LA COCINA DE UNA CASA DE PUEBLO
Corrían los años sesenta del pasado siglo, cuando la música llenaba nuestros ratos libres en aquel radio de madera, con trasformador de 125 vatios que tenis una palanquilla, que se corría hacia un lado y otro, según venia la corriente. La cocina en la pared de tapia se había echo un hueco y hay estaba. Nada mas levantarnos, estaba puesto, escuchando música, y al abuelo, que no comprendía, ni entendía lo que decían, por estar según el cantada en una legua rara.
Que estancia tan grata llena de una suave penumbra, centro de reuniones de la casa, de charlas, de narraciones entrañables y conversaciones llenas de historias.
Olor a chicoria y acebada tostada, mezclada con café Portugués, molido en un molinillo que hacia un ruido estrepitoso, que vuelve, junto con su color verde.
La olla quemada sobre la nafre lanzando borbotone, de agua cociendo lista para echarle la molienda, mientras se soplaba, con aquel soplillo de esparto, para que el carbón, tomara fuerza y lanzara llamas, que ennegrecían el cacharro del café, como se decía, donde una vez introducido la molienda en el subía y había que apartarlo.
Humeante mezcla, que se ponía ne la mesa encima del hule, que por el calor desprendía un olor que vuelve. Todos alrededor del recipiente con los tazones grandes de blanca arcilla.

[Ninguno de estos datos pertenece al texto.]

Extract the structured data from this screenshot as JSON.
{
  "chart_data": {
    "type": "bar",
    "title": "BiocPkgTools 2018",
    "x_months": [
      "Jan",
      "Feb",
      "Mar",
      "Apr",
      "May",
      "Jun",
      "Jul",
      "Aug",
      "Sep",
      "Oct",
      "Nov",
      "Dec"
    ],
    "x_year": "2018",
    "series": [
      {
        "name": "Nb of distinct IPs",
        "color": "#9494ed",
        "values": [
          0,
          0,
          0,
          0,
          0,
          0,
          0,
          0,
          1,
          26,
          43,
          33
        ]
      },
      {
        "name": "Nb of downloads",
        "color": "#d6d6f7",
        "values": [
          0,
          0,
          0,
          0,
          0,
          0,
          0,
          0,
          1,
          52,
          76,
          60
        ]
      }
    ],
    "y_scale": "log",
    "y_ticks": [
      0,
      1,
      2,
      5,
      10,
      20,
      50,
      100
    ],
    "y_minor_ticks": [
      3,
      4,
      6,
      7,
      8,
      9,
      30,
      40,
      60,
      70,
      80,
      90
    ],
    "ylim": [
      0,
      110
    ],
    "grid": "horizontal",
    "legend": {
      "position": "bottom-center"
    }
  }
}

El colador para dejar caer el café, humeante sobre el tazón, que contenía en su interior miajon de pan blanco, con terrones de azúcar, el desayuno mas dulce y sabroso que un niño puede tomar, mientras escuchabas al abuelo que despacio y lentamente, se sentaba y migaba el pan, la corteza que dejaba ablandarse y animaba a los nietos, que comieran mientras hurgaba, el brasero con la paleta y la lumbre tomaba fuerza y empezaba a contar historias que quedaba a medias, había que ir al colegio.